Some of the characters move to Florence after Temper finds he has been left an apartment in the will of a man whose life he had saved while he was a soldier.

From there, the book is a love story to Florence and its art.

While I’m all for both Italy and art, I found the book to be a bit too sentimental. Ulysses was perfect in his kindness, his ex-wife was perfect in her beauty, the older woman was perfect in her glamour and their friend Cress was perfect in his wisdom.

It was all a bit … perfect.

I’ve got something against characters that are one-dimensionally good. Perhaps I am cynical but I believe there is good and bad in everyone and I prefer to see that reflected in the books I read.

Similarly, while Florence is extraordinarily beautiful, it is not without its political and social problems, none which reared their heads in Still Life.

I also felt the book was a little bit slow in parts, which is nice if you’re looking for a relaxing read that mainly focused on beauty and goodness, but for me it was a bit too ponderous.
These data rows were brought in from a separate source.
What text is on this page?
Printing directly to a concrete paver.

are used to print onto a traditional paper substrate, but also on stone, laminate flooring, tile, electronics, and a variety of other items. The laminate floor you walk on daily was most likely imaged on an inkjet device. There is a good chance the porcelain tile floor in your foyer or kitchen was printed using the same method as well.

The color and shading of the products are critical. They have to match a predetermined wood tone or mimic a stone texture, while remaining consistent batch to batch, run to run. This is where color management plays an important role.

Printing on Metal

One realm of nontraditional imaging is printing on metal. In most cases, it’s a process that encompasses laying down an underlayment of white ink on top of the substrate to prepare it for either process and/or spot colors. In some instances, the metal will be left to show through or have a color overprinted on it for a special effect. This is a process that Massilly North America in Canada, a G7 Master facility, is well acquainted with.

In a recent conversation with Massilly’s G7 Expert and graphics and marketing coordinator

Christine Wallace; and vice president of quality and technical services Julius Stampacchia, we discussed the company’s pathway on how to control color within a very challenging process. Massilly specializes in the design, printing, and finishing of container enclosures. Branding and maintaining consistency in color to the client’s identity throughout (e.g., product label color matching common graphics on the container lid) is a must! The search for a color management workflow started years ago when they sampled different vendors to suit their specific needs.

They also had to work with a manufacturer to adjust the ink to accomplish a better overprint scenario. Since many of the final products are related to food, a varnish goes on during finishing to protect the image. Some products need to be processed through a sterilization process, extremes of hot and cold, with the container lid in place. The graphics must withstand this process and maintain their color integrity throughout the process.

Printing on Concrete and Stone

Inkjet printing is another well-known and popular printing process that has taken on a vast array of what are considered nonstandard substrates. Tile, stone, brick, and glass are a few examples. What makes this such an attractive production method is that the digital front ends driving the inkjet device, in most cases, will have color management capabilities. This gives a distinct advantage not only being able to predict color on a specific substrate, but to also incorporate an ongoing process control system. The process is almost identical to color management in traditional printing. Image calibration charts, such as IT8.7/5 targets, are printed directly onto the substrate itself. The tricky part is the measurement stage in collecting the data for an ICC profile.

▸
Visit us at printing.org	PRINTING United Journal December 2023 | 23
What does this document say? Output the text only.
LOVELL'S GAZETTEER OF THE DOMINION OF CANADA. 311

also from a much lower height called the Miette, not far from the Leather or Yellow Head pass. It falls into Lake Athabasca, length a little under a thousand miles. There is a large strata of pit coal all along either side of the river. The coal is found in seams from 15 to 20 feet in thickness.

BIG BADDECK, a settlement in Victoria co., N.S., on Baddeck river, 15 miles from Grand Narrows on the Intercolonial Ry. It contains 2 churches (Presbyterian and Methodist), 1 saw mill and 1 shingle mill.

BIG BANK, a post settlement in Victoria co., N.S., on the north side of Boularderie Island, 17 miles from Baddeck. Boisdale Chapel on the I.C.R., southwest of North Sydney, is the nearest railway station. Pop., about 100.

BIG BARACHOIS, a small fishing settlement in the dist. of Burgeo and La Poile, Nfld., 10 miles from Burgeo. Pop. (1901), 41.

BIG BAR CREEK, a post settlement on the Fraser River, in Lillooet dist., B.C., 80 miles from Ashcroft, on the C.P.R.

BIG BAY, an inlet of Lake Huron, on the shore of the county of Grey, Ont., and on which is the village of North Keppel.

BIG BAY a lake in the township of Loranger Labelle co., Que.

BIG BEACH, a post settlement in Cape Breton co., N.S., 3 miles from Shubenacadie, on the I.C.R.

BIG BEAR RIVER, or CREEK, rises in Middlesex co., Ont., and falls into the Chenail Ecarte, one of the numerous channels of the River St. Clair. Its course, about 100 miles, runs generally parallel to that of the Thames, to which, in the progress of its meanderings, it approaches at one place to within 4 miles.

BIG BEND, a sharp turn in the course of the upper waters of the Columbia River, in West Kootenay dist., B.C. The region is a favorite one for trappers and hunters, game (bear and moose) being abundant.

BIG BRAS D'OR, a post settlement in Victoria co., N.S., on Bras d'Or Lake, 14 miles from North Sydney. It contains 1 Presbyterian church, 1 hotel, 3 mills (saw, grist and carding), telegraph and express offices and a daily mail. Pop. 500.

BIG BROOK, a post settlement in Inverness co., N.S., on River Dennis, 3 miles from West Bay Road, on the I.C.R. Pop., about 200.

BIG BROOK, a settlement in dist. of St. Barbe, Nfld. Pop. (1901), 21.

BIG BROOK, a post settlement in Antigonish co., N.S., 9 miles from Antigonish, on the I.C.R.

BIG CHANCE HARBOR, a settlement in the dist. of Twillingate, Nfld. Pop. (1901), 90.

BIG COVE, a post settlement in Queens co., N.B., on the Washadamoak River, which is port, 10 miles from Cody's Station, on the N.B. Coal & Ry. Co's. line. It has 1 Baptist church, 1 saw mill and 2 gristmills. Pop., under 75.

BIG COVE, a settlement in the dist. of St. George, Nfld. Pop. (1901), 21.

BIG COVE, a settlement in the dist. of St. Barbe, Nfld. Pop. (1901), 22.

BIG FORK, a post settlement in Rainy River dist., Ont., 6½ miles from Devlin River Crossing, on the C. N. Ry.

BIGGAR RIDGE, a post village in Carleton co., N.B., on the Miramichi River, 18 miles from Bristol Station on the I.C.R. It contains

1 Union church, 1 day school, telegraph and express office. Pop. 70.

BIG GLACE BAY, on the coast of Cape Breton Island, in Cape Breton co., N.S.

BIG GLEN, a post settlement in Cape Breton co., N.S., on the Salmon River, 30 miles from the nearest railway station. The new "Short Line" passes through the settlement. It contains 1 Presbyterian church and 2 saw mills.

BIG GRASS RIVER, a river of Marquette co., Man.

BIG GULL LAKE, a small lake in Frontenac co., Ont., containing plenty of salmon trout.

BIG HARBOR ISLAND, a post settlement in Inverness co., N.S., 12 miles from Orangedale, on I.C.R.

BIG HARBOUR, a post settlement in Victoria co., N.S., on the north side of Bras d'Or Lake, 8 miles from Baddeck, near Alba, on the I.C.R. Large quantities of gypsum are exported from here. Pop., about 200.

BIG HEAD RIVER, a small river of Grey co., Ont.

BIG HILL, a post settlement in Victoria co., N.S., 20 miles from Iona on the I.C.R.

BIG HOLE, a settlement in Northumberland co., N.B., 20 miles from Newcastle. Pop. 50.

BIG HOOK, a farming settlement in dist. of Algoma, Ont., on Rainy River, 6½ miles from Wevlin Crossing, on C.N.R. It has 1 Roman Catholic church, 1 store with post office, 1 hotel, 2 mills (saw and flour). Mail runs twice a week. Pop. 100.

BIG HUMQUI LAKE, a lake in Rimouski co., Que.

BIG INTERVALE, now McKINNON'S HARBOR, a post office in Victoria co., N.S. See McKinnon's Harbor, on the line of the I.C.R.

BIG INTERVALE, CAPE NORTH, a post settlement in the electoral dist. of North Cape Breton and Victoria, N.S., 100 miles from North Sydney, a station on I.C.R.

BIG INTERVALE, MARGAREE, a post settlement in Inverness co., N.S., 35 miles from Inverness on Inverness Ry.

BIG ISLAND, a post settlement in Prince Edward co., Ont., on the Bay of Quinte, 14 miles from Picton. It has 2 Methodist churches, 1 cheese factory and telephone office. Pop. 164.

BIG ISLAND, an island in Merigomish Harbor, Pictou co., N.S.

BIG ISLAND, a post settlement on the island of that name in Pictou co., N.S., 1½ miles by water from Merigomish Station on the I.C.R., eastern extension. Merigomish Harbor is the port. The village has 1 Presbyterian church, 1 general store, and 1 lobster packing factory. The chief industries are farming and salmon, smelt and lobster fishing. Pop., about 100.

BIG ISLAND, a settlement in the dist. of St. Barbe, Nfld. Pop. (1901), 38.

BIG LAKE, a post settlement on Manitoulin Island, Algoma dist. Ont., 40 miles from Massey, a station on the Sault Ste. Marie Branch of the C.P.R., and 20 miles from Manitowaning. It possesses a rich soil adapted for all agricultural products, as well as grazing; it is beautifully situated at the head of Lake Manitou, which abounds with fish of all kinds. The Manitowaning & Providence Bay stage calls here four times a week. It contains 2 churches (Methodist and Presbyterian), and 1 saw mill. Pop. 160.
It might be a book for many, but it wasn’t really for me.

This Post Has 11 Comments
  1. Still Life was pretentious twaddle. I don’t understand all the positive reviews. It is cliche ridden and predictable and the characters are all unbelievable. The structure is rambling and repetitive and I ended up skimming and then abandoning it. Life is too short to read third rate novels.

    1. I totally agree. I’m halfway through and will finish it, but it’s very poor. There is little character development which means relationships are not believable. This is not an important book.

  2. I couldn’t agree more. Ploughed through this book and finished it mainly because it was our book club choice and thought it was …boring, cringy and way tooo long. The characters as you said were too good to be true, there was no conflict and the the hint was in the title…Still Life.

  3. Absolutely agree. I am an avid reader but I found this book boring and an excuse for the author to ‘show off’ her knowledge of art, poetry and Florence. I couldn’t connect with any of the characters. The last section on Evelyn was the final straw and I skimmed the rest of the book to the end. Very disappointing.

  4. Thank goodness! I thought it was just me. How convenient that the characters all held ‘modern’ sensibilities that placed them all on what is now considered to be the right side of history. How convenient that Ulysses loved Alys as if she were his own, how convenient that Cressy won big and so on. I bought this novel because it was voted the best novel of 2021 by Dymocks (Australia’s biggest book-seller), but all I can say is that it was formulaic, written to appeal to book club readers and deliberately and shamelessly trading on the cultural heritage of Italy and the beauty of Florence. The descriptions of 1950s Brits cooking traditional Italian fare with all the authenticity of Nonnas was nauseating and frankly, unbelievable. There was also a disrespect towards Catholic Italy that was disappointing and unnecessary, and a suggestion – perhaps I’m wrong – that communism was a viable alternative. Overall, this was a disappointing read.

  5. Concur that this was a self-congratulatory, pseudo-intellectual book filled with trite observations and sentiments. How clever is Alys to recognise the genius of Fellini from the get-go. How nice that in spite of the era, every one is tolerant of everyone else in spite of their sexual preferences (even in Evelyn’s generation, both her father and aunt are completely understanding! Ain’t that swell!).
    How interesting that it was actually Cress the uneducated polymath who coined the term petrichor in 1952, though first report of it in published literature was not till 1964. So much for academic rigour. Truly nauseating and poorly written novel.

  6. I agree with the foregoing comments. This was pretentious rubbish and devoid of any character development. It was clever, though, of Sarah Winman to name her principal character Ulysses for he was, like Odysseus, “a man of many devices”. Despite that, life is too short to read a novel like Still Life when you can read Henry James.

    Roger Turner

    NB I had already posted but then noticed an egregious typo so please disregard my first transmission.